Jason hesitated. He was sworn to protect her at all costs. And not just from physical danger. Seeing her father fighting for his life in a hospital was bad enough. Witnessing the evidence of the violence that had sent him there, splattered across her front porch, was another thing altogether. He didn’t want her exposed to that kind of ugliness.

“I don’t think that’s a good idea.”

He watched as her eyes narrowed and she tipped her chin up in a gesture that he remembered too well. “I’m not a child anymore, Jason.”

He hadn’t even seen the crime scene, although he had a good idea of what to expect. But she had been sheltered and pampered her entire life. Neither her expensive education nor her law degree would have prepared her for the rawness of what he suspected awaited her at her father’s house. But he was beginning to understand that she was right—she was no longer a child, and there were some things even he couldn’t protect her from.

“Fine,” he said in a clipped tone. “Let’s go.”

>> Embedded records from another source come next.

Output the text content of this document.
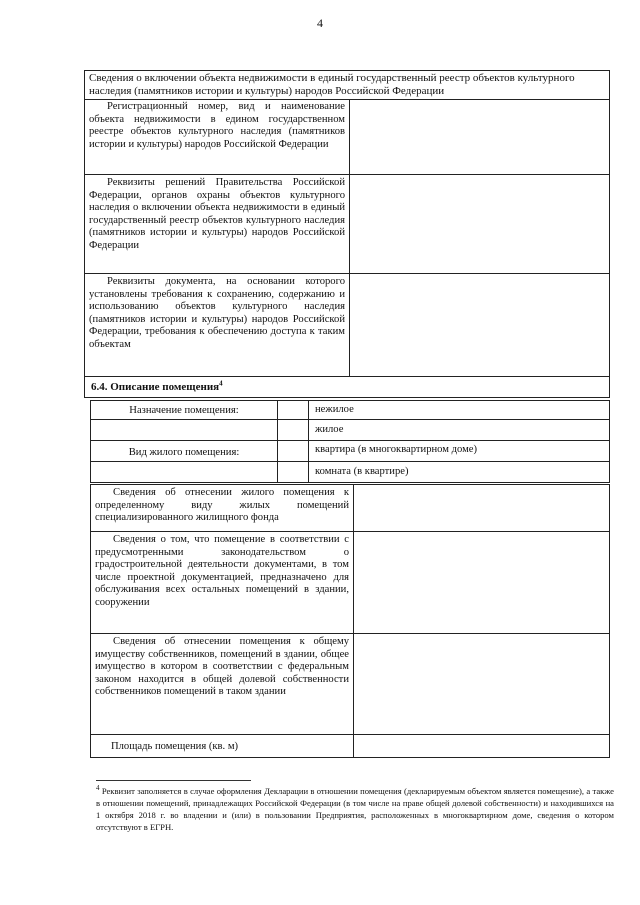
4
Сведения о включении объекта недвижимости в единый государственный реестр объектов культурного наследия (памятников истории и культуры) народов Российской Федерации
Регистрационный номер, вид и наименование объекта недвижимости в едином государственном реестре объектов культурного наследия (памятников истории и культуры) народов Российской Федерации
Реквизиты решений Правительства Российской Федерации, органов охраны объектов культурного наследия о включении объекта недвижимости в единый государственный реестр объектов культурного наследия (памятников истории и культуры) народов Российской Федерации
Реквизиты документа, на основании которого установлены требования к сохранению, содержанию и использованию объектов культурного наследия (памятников истории и культуры) народов Российской Федерации, требования к обеспечению доступа к таким объектам
6.4. Описание помещения$^4$
Назначение помещения:	нежилое
жилое
Вид жилого помещения:	квартира (в многоквартирном доме)
комната (в квартире)
Сведения об отнесении жилого помещения к определенному виду жилых помещений специализированного жилищного фонда
Сведения о том, что помещение в соответствии с предусмотренными законодательством о градостроительной деятельности документами, в том числе проектной документацией, предназначено для обслуживания всех остальных помещений в здании, сооружении
Сведения об отнесении помещения к общему имуществу собственников, помещений в здании, общее имущество в котором в соответствии с федеральным законом находится в общей долевой собственности собственников помещений в таком здании
Площадь помещения (кв. м)
$^4$ Реквизит заполняется в случае оформления Декларации в отношении помещения (декларируемым объектом является помещение), а также в отношении помещений, принадлежащих Российской Федерации (в том числе на праве общей долевой собственности) и находившихся на 1 октября 2018 г. во владении и (или) в пользовании Предприятия, расположенных в многоквартирном доме, сведения о котором отсутствуют в ЕГРН.
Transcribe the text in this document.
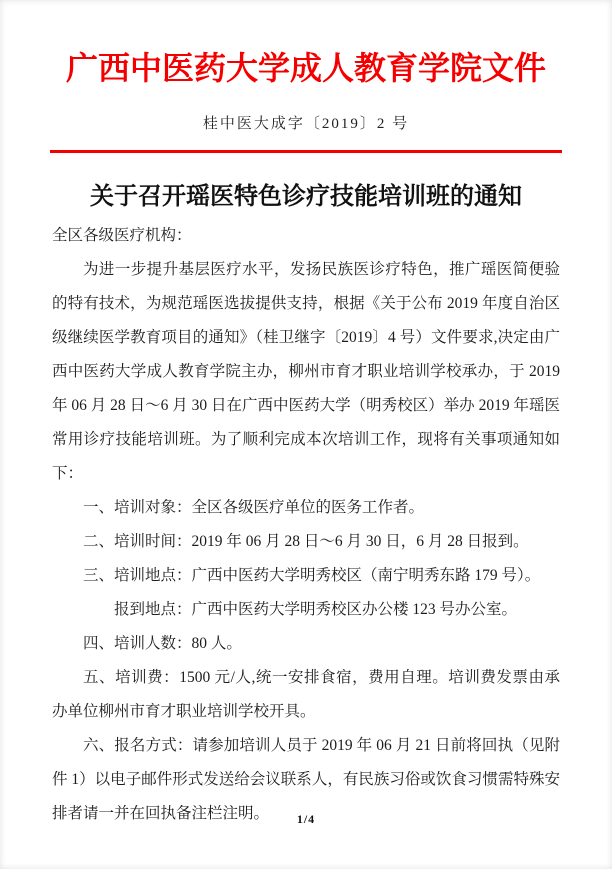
广西中医药大学成人教育学院文件
桂中医大成字〔2019〕2 号
关于召开瑶医特色诊疗技能培训班的通知

全区各级医疗机构：

为进一步提升基层医疗水平，发扬民族医诊疗特色，推广瑶医简便验的特有技术，为规范瑶医选拔提供支持，根据《关于公布 2019 年度自治区级继续医学教育项目的通知》（桂卫继字〔2019〕4 号）文件要求,决定由广西中医药大学成人教育学院主办，柳州市育才职业培训学校承办，于 2019 年 06 月 28 日～6 月 30 日在广西中医药大学（明秀校区）举办 2019 年瑶医常用诊疗技能培训班。为了顺利完成本次培训工作，现将有关事项通知如下：

一、培训对象：全区各级医疗单位的医务工作者。

二、培训时间：2019 年 06 月 28 日～6 月 30 日，6 月 28 日报到。

三、培训地点：广西中医药大学明秀校区（南宁明秀东路 179 号）。

报到地点：广西中医药大学明秀校区办公楼 123 号办公室。

四、培训人数：80 人。

五、培训费：1500 元/人,统一安排食宿，费用自理。培训费发票由承办单位柳州市育才职业培训学校开具。

六、报名方式：请参加培训人员于 2019 年 06 月 21 日前将回执（见附件 1）以电子邮件形式发送给会议联系人，有民族习俗或饮食习惯需特殊安排者请一并在回执备注栏注明。	1/4
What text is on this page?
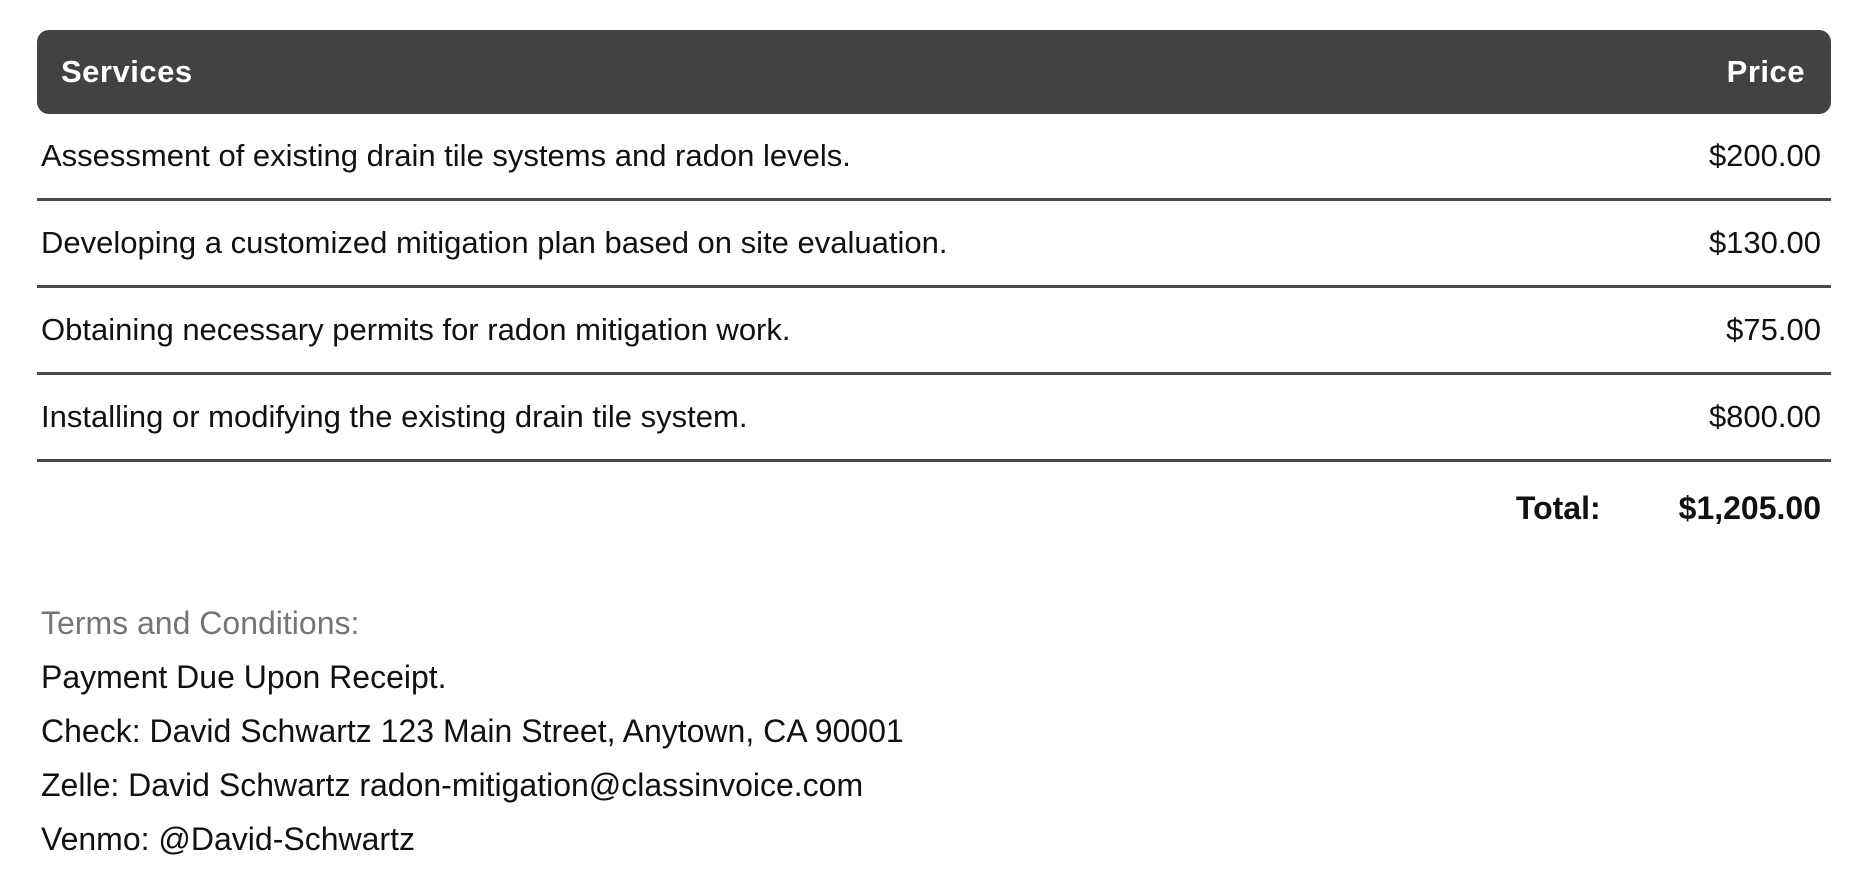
Services	Price
Assessment of existing drain tile systems and radon levels.	$200.00
Developing a customized mitigation plan based on site evaluation.	$130.00
Obtaining necessary permits for radon mitigation work.	$75.00
Installing or modifying the existing drain tile system.	$800.00
Total: $1,205.00
Terms and Conditions:
Payment Due Upon Receipt.
Check: David Schwartz 123 Main Street, Anytown, CA 90001
Zelle: David Schwartz radon-mitigation@classinvoice.com
Venmo: @David-Schwartz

With a satisfied nod, she pushed past him and strode into the hallway, leaving him with no choice but to follow her. Just outside the hospital room, he paused to withdraw a small surveillance earpiece from his pocket and insert it, ensuring communication with the rest of his team. As he adjusted the earpiece, he didn’t miss how the two guards sitting outside the hospital room followed Caroline’s progress with their eyes. Not that he blamed them. She was a beautiful woman, and her hips swung enticingly with each determined stride. She’d taken about ten steps when she stopped and turned.

“Are you coming?” she demanded. “How are you going to protect me if you can’t even keep up with me?”

Without waiting for a reply, she continued toward the exit. Jason exchanged a knowing look with the two guards before following her. As he reached her side, he acknowledged soberly that while he could protect Caroline from whatever dangers might lie in wait outside the hospital, he wasn’t sure he could protect her from himself.

3

AS THE CAR drew up in front of her father’s house, Caroline could feel Jason’s eyes on her. She knew that he was unhappy with her request to view the crime scene. She couldn’t explain to him her need to see where the horrific event had happened, to be able to visualize what had occurred when her father had answered the door. She hoped, too, that maybe she could help the investigators. Perhaps she would see something they had overlooked.

But whatever she had expected to see, it wasn’t the police cruisers and unmarked vehicles parked in front of the house and in the driveway. Several news vans were parked along the street, and it was only the quick action of the police that kept the reporters from mobbing their car as they pulled up to the curb.